| Summary | National Percentile | Rank vs Metro |
|---|---|---|
| Housing | 53rd | Good |
| Demographics | 54th | Good |
| Amenities | 76th | Best |
Multifamily Valuation
| Property Details | |
|---|---|
| Address | 2540 SW 31st Pl, Gainesville, FL, 32608, US |
| Region / Metro | Gainesville |
| Year of Construction | 1989 |
| Units | 100 |
| Transaction Date | 2020-11-11 |
| Transaction Price | $920,000 |
| Buyer | PHOENIX GAINESVILLE LLC |
| Seller | M & M OF ST CLOUD LLC |
2540 SW 31st Pl Gainesville Multifamily Value-Add
Renter demand is underpinned by a high renter-occupied housing share and strong amenity access in the neighborhood, according to WDSuite’s CRE market data, though occupancy trends warrant close monitoring.
This Inner Suburb neighborhood ranks 11 out of 114 metro neighborhoods with an overall A rating, supported by strong daily-needs access. Restaurant and grocery densities are competitive among Gainesville neighborhoods (ranks 5 and 3 of 114) and land in the top quartile nationally, which helps leasing velocity for workforce and student-oriented product. Cafes also score competitively in the metro (rank 2 of 114; top quartile nationally). Park access is limited, which places more weight on on-site amenities for resident satisfaction.
The median construction year in the neighborhood trends to the early 1990s, and this 1989 asset is slightly older than that average. That positioning often supports a value-add or modernization plan to sharpen curb appeal, refresh interiors, and address systems, helping the property compete against newer stock while maintaining a rent step-up path.
Neighborhood occupancy (measured for the neighborhood, not this property) sits below the metro median (rank 93 of 114) even as the renter-occupied share of housing units is among the highest in the metro (rank 5 of 114; top percentile nationally). For investors, that combination points to a deep tenant base but reinforces the need for active leasing management and differentiated product positioning.
Within a 3-mile radius, population and household counts have expanded and are projected to continue growing, indicating a larger tenant base ahead and supporting occupancy stability. The local household mix skews toward younger adults, which aligns with demand for smaller-format, well-located rentals. Median home values in the neighborhood track below national medians, which can create some competition from ownership options; however, rent-to-income dynamics suggest some affordability pressure for renters, making renewal strategies and pricing discipline important for retention.
Rent levels have trended upward over the past five years in the neighborhood, per WDSuite’s commercial real estate analysis, while incomes have also increased. Investors should underwrite to sustained demand from students and service-sector workers, with concessions, exposure management, and amenity upgrades used tactically to protect occupancy and optimize effective rents.

Safety metrics for the neighborhood are below national medians (higher national percentiles indicate safer conditions) and rank below the metro median (73 out of 114 neighborhoods). Recent trends are mixed, with property offenses easing year over year while violent offense indicators have edged higher. Investors typically address this with lighting, access control, and community engagement to support resident confidence and retention.
These figures reflect neighborhood-level patterns rather than conditions at the property itself. Compare against submarket peers when evaluating security line items and consider partnering with local law enforcement and service providers to monitor trend direction over time.
Key employers within commuting distance support leasing demand; representative examples appear below.

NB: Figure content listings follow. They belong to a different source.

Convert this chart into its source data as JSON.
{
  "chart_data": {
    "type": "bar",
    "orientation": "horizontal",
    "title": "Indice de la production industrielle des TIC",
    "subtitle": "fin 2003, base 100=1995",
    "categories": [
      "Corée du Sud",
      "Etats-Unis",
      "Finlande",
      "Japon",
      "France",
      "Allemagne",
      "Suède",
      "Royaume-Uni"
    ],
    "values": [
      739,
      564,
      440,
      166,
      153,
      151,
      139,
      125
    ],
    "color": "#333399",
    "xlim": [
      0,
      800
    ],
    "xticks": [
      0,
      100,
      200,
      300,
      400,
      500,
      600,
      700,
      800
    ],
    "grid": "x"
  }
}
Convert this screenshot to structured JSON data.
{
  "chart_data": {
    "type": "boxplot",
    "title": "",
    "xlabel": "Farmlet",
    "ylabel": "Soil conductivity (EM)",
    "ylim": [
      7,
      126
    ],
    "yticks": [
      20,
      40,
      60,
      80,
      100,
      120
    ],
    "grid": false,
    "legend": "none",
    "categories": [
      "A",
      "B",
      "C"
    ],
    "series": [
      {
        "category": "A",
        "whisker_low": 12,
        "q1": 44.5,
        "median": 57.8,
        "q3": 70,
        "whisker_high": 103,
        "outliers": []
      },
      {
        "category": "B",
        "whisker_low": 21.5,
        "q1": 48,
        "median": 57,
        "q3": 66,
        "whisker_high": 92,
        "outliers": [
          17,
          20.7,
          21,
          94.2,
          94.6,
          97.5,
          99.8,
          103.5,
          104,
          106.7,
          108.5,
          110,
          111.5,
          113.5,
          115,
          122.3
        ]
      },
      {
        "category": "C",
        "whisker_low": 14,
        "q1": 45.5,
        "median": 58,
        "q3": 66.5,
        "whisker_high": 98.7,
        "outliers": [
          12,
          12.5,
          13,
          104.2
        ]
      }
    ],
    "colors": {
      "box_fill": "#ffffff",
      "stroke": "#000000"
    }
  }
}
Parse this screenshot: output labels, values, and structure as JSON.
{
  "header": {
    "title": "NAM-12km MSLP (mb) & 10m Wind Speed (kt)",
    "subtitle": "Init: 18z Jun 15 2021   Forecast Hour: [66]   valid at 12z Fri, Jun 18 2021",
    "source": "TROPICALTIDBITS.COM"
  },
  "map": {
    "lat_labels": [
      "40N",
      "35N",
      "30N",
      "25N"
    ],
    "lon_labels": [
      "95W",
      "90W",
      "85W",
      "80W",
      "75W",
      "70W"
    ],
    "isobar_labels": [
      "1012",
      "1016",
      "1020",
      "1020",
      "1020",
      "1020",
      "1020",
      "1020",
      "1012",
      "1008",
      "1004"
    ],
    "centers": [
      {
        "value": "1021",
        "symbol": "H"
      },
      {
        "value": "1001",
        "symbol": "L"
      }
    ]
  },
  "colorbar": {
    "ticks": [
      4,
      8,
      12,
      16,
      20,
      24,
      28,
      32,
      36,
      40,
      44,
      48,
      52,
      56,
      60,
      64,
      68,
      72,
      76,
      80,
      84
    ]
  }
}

The 1989-vintage, 100-unit asset sits in a Gainesville neighborhood with strong amenity density and one of the metro’s highest renter-occupied housing shares. Based on CRE market data from WDSuite, neighborhood occupancy trends run below the metro median, which elevates the importance of asset-specific differentiation, proactive leasing, and operational execution. The vintage suggests clear value-add potential through targeted interior and systems upgrades to compete effectively with early-1990s and newer product nearby.
Within a 3-mile radius, population and households have expanded and are projected to keep growing, pointing to renter pool expansion and support for long-run demand. While home values are comparatively accessible in this neighborhood, which can increase competition from ownership, rent-to-income dynamics indicate the need for thoughtful pricing and renewal strategies to sustain retention.
- High renter-occupied housing share in the neighborhood supports a deep tenant base and leasing momentum.
- Strong grocery, restaurant, and cafe access helps occupancy and renewal potential for well-amenitized product.
- 1989 vintage offers value-add and systems modernization opportunities to enhance competitive positioning.
- Risks: below-metro neighborhood occupancy and affordability pressures call for disciplined pricing, targeted concessions, and focused resident retention.